Un instant, nous aurions pu croire à une
mauvaise blague. Après tout, les choses se passaient dans l’Empire romain. Et
tout le monde sait que les dieux romains, comme les dieux grecs qu’ils imitent,
jouent avec les hommes. De temps à autre, l’un d’eux vient sur terre, plus ou
moins déguisé, s’en va séduire qui une jeune fille, qui un jeune homme. Une
blague céleste, vous dis-je ! Mais aucun d’eux n’est allé jusqu’à se faire
homme réellement. Or le Dieu qui s’est révélé à Abraham, Moïse, David et à tous
les prophètes, a choisi, pour sauver l’homme, de se faire homme réellement. Le
Verbe s’est fait chair (c.h.a.i.r et non pas c.h.e.r - il serait hors de prix !), il a habité parmi nous,
affirme le prologue de l’Evangile de Jean. Ce n’est pas une élucubration
philosophique, c’est le mystère que Jean l’Apôtre a saisi en côtoyant Jésus
jour après jour, jusqu’à la croix, et il témoigne de cela dans son Evangile.
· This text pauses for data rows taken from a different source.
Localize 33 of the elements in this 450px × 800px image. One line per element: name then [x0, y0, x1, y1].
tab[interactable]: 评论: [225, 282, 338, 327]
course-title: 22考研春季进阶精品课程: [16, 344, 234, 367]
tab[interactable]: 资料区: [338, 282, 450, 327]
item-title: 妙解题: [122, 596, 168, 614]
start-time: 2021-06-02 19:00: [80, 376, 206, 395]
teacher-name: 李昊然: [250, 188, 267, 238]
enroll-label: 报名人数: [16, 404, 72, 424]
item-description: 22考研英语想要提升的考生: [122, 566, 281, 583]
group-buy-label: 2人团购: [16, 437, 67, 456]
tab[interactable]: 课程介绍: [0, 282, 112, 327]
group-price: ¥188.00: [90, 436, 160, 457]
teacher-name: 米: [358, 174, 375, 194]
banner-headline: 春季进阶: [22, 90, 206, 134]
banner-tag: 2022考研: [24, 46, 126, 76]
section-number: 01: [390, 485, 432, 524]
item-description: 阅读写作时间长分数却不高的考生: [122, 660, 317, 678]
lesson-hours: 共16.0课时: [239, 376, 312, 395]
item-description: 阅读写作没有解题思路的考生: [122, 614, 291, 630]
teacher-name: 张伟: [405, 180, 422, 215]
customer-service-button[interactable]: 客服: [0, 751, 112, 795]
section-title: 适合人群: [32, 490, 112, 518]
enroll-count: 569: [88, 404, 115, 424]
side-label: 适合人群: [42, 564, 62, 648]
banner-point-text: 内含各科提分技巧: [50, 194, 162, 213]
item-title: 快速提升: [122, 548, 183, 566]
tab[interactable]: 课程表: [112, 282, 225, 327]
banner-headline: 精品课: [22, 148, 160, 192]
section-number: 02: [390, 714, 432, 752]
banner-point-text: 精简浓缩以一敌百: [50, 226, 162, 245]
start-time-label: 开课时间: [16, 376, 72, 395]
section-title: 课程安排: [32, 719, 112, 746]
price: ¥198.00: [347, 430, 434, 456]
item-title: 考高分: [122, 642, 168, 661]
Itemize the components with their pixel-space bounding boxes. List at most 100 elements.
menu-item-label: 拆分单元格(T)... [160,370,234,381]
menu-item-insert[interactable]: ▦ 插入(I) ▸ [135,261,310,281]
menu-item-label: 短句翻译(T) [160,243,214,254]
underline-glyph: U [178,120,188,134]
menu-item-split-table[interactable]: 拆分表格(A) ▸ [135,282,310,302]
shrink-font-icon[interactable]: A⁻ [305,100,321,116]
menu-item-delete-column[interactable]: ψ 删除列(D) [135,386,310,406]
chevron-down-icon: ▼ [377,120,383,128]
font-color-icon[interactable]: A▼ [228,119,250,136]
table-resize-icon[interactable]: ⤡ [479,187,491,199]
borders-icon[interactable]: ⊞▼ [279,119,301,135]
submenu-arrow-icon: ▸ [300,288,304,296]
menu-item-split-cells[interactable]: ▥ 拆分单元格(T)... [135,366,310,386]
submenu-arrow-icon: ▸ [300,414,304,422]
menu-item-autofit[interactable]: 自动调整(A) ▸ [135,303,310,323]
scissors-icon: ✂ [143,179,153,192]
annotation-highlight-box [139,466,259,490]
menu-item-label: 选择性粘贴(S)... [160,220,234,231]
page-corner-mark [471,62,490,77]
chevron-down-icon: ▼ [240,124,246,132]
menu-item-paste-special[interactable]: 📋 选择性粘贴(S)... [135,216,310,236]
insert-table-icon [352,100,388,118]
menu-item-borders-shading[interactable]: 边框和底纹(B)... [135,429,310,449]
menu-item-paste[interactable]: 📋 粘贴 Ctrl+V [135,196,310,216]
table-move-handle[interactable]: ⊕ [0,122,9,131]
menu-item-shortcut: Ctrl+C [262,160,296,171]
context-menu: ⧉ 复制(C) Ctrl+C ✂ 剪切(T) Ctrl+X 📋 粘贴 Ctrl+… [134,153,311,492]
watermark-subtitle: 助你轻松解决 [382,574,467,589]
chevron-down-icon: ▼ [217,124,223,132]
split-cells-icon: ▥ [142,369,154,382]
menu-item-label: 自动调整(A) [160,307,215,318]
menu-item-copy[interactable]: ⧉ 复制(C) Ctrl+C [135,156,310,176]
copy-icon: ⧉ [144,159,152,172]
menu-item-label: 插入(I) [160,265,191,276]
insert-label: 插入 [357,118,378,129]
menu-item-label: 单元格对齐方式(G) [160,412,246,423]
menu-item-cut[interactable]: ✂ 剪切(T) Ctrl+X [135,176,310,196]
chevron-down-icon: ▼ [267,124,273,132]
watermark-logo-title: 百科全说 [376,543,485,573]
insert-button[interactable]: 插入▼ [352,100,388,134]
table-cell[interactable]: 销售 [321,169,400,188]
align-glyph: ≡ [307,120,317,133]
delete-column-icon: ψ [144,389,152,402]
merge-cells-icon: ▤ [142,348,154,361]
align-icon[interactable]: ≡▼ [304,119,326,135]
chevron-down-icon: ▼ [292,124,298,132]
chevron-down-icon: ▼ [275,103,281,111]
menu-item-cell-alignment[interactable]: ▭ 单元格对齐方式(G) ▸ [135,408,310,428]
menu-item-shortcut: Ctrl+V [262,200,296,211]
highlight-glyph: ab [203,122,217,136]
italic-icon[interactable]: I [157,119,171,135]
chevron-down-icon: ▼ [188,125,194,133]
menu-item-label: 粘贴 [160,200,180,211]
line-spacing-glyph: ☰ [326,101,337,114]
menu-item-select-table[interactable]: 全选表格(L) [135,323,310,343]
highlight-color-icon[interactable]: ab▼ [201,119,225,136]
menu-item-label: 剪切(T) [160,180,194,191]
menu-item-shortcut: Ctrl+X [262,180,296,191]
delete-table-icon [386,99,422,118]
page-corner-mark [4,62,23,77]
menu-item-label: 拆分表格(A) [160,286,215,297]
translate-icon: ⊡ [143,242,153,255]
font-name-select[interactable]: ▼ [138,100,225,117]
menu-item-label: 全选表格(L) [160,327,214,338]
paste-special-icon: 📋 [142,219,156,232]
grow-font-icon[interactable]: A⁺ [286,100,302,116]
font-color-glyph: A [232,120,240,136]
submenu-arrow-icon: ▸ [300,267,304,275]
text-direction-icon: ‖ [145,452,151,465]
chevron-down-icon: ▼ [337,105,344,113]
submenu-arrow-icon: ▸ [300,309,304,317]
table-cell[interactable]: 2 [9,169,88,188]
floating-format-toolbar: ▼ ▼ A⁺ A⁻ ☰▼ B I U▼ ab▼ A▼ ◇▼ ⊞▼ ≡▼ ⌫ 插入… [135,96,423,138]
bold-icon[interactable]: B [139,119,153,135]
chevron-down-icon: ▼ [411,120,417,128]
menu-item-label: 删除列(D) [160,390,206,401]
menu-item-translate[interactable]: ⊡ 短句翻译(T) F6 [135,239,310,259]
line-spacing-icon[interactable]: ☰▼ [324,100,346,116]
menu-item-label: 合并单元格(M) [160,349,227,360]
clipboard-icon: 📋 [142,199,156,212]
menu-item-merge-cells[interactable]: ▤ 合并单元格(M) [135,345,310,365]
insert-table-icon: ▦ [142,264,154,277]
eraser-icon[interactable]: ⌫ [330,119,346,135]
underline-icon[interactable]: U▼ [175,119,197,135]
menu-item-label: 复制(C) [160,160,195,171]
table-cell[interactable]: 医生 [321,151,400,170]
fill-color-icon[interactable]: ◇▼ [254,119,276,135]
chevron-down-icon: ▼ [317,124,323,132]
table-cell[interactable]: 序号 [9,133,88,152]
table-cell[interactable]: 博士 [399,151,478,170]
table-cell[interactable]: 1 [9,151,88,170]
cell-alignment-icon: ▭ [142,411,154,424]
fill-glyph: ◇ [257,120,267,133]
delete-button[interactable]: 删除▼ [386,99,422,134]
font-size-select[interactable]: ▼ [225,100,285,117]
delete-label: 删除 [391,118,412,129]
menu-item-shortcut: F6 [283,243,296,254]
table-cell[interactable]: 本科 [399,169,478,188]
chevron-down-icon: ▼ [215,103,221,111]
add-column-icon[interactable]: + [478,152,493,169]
C’est tellement évident pour lui, c’est tellement important pour lui, qu’il va
transmettre ce qu’il a vu, ce qu’il a compris. Ce n’est pas de la théologie de
salon ; c’est du vécu : Nous avons vu sa gloire. Ce prologue
vient comme résumer et annoncer tout ce qui est contenu dans son Evangile. Et
cette affirmation de l’incarnation de Dieu en Jésus est centrale, fondamentale
pour Jean. Il va nous montrer que Dieu ne joue pas l’homme, Dieu ne joue pas
avec les hommes ; Dieu vient à leur rencontre, Dieu vient assumer tout ce
qui fait leur vie, de la naissance à la mort, pour donner à ces vies humaines
leur pleine stature. Quand Dieu se fait homme, l’homme lui-même ne peut plus
jouer à être homme ; l’homme lui-même doit être homme, pleinement. Il doit
assumer la grandeur de son existence puisque Dieu la lui a rendue en se faisant
tout petit. Il doit assumer la sainteté de son existence, puisque Dieu lui-même
a embrassé l’humanité, faisant d’elle sa promise, son épouse. Voilà l’humanité
qui retrouve la sainteté qui fut sienne, au commencement.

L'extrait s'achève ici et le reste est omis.